The measure, previously approved by state Sen. Wayne Ripley, was expected to become law without the signature of Gov. Farris Bryant.

Ripley introduced and passed in the Senate a bill granting $1,200 annual salary increases to Jacksonville’s nine City Council members, the City treasurer and the City recorder. He also introduced and passed bills authorizing $2,500 annual raises for Criminal Judges William T. Harvey and A. Lloyd Layton and granting an additional assistant for State Attorney William A. Hallowes.

Ripley’s proposal would increase the council members’ salaries to $3,600 a year. He said he favored the increase due to the “long hours spent revising and reducing the municipal budget drafted each year by the City Commission.”

The bill would raise the judges’ annual salaries to $17,500.

• Drawings for a 400-car parking lot for the Duval County Courthouse were submitted to the County Commission by George Register of the engineering firm of Register and Cummings.

The plans called for building the lot over concrete pilings, thus eliminating a landfill and retaining wall.

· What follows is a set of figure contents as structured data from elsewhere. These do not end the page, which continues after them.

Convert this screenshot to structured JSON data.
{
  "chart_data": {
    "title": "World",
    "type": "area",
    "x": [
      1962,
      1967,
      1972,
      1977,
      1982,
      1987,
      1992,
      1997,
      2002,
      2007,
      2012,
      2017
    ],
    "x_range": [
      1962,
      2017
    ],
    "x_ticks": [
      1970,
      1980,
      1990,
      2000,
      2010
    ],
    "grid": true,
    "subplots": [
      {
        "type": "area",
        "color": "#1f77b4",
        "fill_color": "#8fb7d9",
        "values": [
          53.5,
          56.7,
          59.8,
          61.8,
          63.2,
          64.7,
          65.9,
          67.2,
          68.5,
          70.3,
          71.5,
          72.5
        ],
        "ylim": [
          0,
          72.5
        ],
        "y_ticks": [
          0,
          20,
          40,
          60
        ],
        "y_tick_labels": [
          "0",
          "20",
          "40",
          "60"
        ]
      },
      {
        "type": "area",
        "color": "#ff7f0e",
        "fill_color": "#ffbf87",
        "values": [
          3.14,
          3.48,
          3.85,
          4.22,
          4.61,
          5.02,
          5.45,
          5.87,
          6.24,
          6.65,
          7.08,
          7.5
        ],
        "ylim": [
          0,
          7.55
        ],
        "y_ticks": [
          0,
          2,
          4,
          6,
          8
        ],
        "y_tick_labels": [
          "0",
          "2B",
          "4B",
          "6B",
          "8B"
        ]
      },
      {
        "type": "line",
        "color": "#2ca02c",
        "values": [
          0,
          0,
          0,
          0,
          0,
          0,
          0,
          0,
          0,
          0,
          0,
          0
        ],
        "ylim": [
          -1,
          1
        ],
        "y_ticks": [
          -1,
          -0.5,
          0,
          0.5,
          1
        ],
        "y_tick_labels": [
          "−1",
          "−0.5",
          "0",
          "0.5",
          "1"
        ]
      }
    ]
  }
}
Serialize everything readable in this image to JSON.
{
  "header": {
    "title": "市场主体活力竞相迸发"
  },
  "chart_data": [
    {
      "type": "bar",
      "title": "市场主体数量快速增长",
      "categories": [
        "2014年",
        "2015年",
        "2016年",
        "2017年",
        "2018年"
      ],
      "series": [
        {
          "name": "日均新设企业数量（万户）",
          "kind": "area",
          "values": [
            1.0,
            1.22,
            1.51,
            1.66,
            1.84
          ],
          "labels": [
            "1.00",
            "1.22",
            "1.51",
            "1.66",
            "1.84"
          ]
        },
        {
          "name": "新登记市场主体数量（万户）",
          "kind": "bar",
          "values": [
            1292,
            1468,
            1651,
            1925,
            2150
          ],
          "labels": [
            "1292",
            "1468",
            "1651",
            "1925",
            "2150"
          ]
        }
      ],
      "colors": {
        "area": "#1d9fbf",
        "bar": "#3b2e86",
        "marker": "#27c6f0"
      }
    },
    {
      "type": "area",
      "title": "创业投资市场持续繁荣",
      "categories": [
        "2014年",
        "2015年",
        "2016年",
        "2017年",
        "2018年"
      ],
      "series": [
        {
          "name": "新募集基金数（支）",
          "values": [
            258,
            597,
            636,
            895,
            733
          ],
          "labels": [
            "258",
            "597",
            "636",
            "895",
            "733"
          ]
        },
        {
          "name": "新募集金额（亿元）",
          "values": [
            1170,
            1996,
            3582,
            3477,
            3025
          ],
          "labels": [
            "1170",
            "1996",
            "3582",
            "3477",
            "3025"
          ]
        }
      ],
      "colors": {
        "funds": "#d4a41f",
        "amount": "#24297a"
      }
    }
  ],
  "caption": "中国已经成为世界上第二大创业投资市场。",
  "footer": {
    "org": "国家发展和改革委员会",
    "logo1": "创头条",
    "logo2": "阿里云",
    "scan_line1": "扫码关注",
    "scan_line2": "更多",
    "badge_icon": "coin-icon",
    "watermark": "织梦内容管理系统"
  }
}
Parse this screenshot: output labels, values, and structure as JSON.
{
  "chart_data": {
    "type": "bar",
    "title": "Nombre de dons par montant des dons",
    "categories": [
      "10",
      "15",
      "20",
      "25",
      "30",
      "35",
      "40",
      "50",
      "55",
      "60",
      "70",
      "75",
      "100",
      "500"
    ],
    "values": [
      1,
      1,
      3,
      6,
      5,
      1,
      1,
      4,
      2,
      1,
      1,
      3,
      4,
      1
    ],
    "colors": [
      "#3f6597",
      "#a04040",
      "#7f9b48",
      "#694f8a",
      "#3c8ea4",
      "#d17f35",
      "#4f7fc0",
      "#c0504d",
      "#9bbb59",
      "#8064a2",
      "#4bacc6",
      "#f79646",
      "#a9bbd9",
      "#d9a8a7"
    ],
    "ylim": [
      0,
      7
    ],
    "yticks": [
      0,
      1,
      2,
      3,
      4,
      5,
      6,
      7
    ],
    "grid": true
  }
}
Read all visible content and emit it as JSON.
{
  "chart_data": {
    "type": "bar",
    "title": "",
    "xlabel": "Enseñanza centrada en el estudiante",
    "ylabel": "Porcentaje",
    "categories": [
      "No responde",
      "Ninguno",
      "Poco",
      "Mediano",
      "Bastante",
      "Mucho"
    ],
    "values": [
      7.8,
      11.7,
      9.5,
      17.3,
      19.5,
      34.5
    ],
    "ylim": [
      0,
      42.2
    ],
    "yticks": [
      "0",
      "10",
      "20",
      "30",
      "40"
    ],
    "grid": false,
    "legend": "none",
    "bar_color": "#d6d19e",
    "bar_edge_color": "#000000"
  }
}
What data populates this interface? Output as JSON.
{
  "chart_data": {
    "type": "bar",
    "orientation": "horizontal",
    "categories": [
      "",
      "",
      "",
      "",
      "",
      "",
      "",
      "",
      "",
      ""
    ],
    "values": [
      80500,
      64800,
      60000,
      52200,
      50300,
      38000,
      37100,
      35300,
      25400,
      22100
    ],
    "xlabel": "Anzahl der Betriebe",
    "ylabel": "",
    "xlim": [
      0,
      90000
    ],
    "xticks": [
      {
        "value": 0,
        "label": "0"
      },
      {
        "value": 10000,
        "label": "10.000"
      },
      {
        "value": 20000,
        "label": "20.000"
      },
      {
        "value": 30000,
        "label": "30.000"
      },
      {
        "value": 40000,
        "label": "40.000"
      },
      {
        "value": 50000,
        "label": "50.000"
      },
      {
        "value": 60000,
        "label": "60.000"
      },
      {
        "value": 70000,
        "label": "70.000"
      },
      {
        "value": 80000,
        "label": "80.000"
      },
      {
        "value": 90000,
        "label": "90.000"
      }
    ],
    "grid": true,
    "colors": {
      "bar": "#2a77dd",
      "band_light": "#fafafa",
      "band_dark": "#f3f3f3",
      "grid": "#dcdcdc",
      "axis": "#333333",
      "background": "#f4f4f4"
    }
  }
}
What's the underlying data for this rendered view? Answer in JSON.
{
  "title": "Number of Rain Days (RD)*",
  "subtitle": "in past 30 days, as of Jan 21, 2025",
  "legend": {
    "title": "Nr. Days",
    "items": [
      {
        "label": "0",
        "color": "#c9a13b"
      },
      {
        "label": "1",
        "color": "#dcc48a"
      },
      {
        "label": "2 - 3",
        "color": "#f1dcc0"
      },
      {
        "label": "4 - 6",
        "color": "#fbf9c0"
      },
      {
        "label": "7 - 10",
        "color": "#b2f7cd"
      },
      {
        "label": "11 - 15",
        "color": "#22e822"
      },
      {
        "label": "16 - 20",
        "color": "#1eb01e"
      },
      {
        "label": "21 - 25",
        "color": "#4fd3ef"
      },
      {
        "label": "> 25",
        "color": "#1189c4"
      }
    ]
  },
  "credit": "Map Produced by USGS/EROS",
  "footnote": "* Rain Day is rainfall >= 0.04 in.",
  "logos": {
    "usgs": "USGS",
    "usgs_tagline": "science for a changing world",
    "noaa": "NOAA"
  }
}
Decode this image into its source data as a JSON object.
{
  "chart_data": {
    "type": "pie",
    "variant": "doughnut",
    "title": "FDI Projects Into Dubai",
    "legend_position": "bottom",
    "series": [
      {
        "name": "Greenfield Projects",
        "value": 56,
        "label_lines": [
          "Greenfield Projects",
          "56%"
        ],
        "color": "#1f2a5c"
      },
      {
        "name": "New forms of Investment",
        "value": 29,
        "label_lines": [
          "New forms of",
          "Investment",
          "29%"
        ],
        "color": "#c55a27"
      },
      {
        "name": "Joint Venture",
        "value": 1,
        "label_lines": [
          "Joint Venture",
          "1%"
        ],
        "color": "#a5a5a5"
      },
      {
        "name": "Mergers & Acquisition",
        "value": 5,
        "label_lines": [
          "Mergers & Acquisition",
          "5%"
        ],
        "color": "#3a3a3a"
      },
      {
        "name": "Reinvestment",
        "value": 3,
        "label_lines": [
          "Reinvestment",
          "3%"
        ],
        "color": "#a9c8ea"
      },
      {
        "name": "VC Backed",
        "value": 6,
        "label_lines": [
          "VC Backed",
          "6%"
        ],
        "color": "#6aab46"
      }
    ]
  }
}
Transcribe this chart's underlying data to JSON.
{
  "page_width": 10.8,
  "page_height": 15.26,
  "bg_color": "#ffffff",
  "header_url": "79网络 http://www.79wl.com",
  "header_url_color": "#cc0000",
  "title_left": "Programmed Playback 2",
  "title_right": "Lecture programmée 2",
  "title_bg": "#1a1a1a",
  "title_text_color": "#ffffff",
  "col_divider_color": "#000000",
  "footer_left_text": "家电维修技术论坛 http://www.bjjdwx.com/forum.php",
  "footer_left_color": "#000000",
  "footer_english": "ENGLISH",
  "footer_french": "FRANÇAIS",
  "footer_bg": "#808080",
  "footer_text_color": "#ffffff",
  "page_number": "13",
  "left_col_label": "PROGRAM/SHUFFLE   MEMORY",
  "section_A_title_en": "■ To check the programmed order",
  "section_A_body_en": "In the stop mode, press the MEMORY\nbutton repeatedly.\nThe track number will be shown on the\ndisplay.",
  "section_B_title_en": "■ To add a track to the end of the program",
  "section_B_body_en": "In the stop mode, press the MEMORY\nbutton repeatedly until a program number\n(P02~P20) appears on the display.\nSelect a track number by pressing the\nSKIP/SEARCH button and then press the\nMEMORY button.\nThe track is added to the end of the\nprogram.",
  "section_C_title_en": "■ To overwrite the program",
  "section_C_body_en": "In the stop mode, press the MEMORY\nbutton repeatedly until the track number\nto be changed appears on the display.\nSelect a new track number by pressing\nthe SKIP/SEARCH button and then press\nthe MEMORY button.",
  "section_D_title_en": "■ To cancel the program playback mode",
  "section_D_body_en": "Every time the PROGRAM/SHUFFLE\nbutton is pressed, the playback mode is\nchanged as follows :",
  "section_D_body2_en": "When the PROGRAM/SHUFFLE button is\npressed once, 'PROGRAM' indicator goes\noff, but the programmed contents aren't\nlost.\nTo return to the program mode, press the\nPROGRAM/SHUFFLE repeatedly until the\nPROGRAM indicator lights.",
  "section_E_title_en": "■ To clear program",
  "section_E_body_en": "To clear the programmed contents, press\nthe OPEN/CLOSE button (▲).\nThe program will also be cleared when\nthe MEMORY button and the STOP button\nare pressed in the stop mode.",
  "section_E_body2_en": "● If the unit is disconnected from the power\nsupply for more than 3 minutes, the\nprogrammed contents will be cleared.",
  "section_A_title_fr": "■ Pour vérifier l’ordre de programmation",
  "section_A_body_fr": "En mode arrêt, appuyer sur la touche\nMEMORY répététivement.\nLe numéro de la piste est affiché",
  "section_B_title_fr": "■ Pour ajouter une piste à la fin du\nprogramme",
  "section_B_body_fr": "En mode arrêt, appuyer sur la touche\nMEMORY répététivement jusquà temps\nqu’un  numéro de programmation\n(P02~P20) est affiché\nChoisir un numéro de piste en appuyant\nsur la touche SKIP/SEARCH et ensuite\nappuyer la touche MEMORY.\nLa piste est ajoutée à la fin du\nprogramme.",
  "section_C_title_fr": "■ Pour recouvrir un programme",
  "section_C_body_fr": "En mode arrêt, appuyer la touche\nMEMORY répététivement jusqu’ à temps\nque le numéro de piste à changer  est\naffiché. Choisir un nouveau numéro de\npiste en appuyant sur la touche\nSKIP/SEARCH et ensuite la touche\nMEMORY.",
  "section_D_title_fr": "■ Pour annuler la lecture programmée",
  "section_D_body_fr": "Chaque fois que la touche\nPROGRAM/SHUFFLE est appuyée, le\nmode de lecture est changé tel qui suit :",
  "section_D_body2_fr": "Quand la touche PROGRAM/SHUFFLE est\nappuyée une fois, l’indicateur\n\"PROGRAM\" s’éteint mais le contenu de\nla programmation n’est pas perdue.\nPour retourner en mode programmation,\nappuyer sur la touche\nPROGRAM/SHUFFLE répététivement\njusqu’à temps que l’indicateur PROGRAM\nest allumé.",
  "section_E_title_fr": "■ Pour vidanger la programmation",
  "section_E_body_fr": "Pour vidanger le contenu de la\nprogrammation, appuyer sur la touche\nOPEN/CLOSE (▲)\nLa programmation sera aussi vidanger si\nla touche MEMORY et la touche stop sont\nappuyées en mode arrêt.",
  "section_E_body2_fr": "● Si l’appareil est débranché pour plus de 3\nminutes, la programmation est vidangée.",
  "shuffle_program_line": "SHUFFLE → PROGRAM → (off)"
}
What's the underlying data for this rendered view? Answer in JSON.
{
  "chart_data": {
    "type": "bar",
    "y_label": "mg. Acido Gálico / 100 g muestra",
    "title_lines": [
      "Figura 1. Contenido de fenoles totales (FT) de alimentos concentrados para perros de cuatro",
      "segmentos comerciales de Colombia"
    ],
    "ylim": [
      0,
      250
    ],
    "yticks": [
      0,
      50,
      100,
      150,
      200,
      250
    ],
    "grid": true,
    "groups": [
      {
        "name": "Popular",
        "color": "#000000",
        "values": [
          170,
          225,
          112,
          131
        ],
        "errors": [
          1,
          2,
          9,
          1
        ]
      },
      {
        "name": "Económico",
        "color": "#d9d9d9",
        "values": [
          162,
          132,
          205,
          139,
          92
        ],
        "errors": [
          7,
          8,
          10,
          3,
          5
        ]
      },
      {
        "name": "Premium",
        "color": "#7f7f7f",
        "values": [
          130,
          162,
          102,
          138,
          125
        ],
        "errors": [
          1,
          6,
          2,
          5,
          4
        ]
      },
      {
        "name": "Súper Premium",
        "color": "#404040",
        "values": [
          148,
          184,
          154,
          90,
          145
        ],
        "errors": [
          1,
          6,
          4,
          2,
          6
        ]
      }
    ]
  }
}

Register said the use of concrete decking for the parking lot over specially designed pilings would be more economical both to build and maintain than filling the area with soil and constructing a bulkhead.

County Commission Vice Chair Lem Merrett said the design was a “pioneering venture in North Florida.” Register said the U.S. Corps of Engineers had recently approved a similar design for a project in South Florida.

No specific estimate of the cost was provided. “We’ll get twice as much space at 50 percent more cost,” said Register.

• Jacksonville University’s Distinguished Professor Award was shared for the first time by two members of the faculty when Ivan Parkins and Frances B. Kinne received a tie vote in the annual ballot of their colleagues.

Parkins was associate professor of government and former chair of the division of social sciences.

Kinne had recently been named dean of the newly formed College of Music and Fine Arts.

• Jacksonville Beach opened the 1961 “swimming season” with an hourlong parade, witnessed by crowds of people lining the streets of the “business section.”

A float with students from the Beaches Fine Arts Guild, clad in artists’ garb, won the trophy for the Most Novel Entry in the parade.

In the Best Commercial Entry from the Beaches category, a float entered by the Beach Bowl was awarded first prize and a large float-load of pretty girls sponsored by Atlantic Ice & Fuel Co. took second place.

Children dressed in clothes of the period of the Civil War and carrying Confederate flags took first prize in the Noncommercial category.

Waste Control of Florida Inc. won first place in the Non-Beaches Commercial Entry judging with its refuse truck carrying “Miss Garbage” and “The Garbagettes.” Second place in that category was won by Willis Neon Signs, which had two girls swinging from the boom of a sign installation truck.

The procession marked the 15th year the Jacksonville Beach Chamber of Commerce had sponsored the parade, designed to interest people in visiting the resort in the spring and summer.